Hoyos told public television network Canal 1 that “I believe Venezuelan security informed him they wanted to take him out either entering or leaving” the coastal city.

According to Jairo Garrido, another leader of the leftist organization, “they weren’t just going to try to assassinate him, but were looking for a way to kidnap and extradite him. This we knew from reliable sources.”

These reliable sources, Hoyos told Canal 1, was “Venezuelan security.”

“He did well to get out of the security scheme and look for a safe place where his life is guaranteed,” the former priest and former mayor said.

Now what?

According to the FARC, Santrich did not do well at all by disappearing. If he succeeded in crossing the border, this would be a gross violation of the peace agreement made with former President Juan Manuel Santos.

The former guerrillas’ leadership warned Santrich that this could result in his expulsion from their political party and the peace process.

The US maintain that Santrich conspired to traffic drugs sunk the peace process in crisis in April. Though unsubstantiated, the charge makes him an international fugitive.

If either Colombian or US authorities find out he is indeed in Venezuela, it would be almost guarantee increased tensions between the socialist government of that country, and the governments of the US and Colombia.
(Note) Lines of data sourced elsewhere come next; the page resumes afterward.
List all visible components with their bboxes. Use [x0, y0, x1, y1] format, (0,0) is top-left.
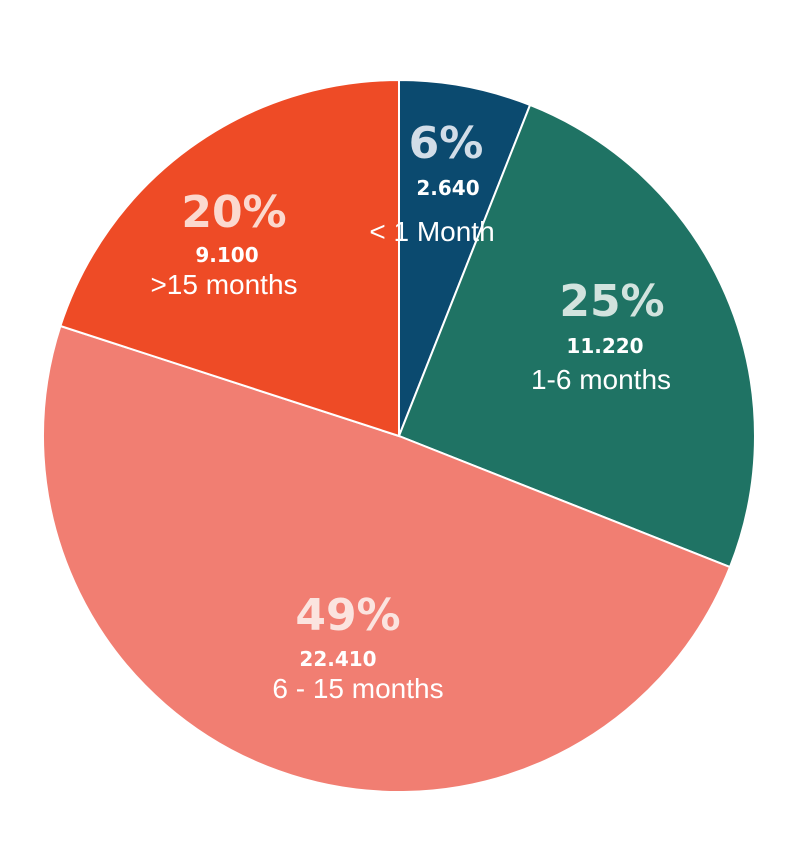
slice-value-lt1: 2.640: [416, 176, 479, 200]
pie-slice-6-15: [41, 324, 732, 794]
slice-percent-gt15: 20%: [181, 187, 286, 238]
slice-value-1-6: 11.220: [566, 334, 643, 358]
pie-slice-gt15: [59, 78, 400, 438]
slice-label-1-6: 1-6 months: [531, 364, 671, 395]
slice-value-gt15: 9.100: [195, 243, 258, 267]
slice-value-6-15: 22.410: [299, 647, 376, 671]
slice-percent-lt1: 6%: [409, 118, 484, 169]
pie-slice-1-6: [397, 103, 756, 569]
slice-percent-1-6: 25%: [559, 276, 664, 327]
pie-slice-lt1: [398, 78, 532, 437]
slice-label-lt1: < 1 Month: [369, 216, 494, 247]
slice-label-6-15: 6 - 15 months: [272, 673, 443, 704]
slice-label-gt15: >15 months: [150, 269, 297, 300]
slice-percent-6-15: 49%: [295, 590, 400, 641]
pie-slices: [41, 78, 756, 794]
The situation most certainly would further rip apart the FARC, which is split between those who insist on pursuing peace and followers of “Ivan Marquez,” one of Santrich’s best friends.

Santrich’s arrest in April last year convinced Marquez that the Colombian government has no intention of complying with the peace deal and that US authorities are actively trying to undermine the peace process.

The allegations from the Citizens Movement that a covert operation sought to either assassinate or kidnap Santrich for extradition purposes would only strengthen this conviction.

Santrich’s last tweet, which was sent out after he went missing, echoed what Marquez and his former guerrilla buddies have been accusing the governments of Colombia and the US of.

“Perfidy is a form of deception in which one party pretends to act in good faith, with the intention of breaking that promise once the enemy is defenseless,” Santrich tweeted, citing the Geneva Convention.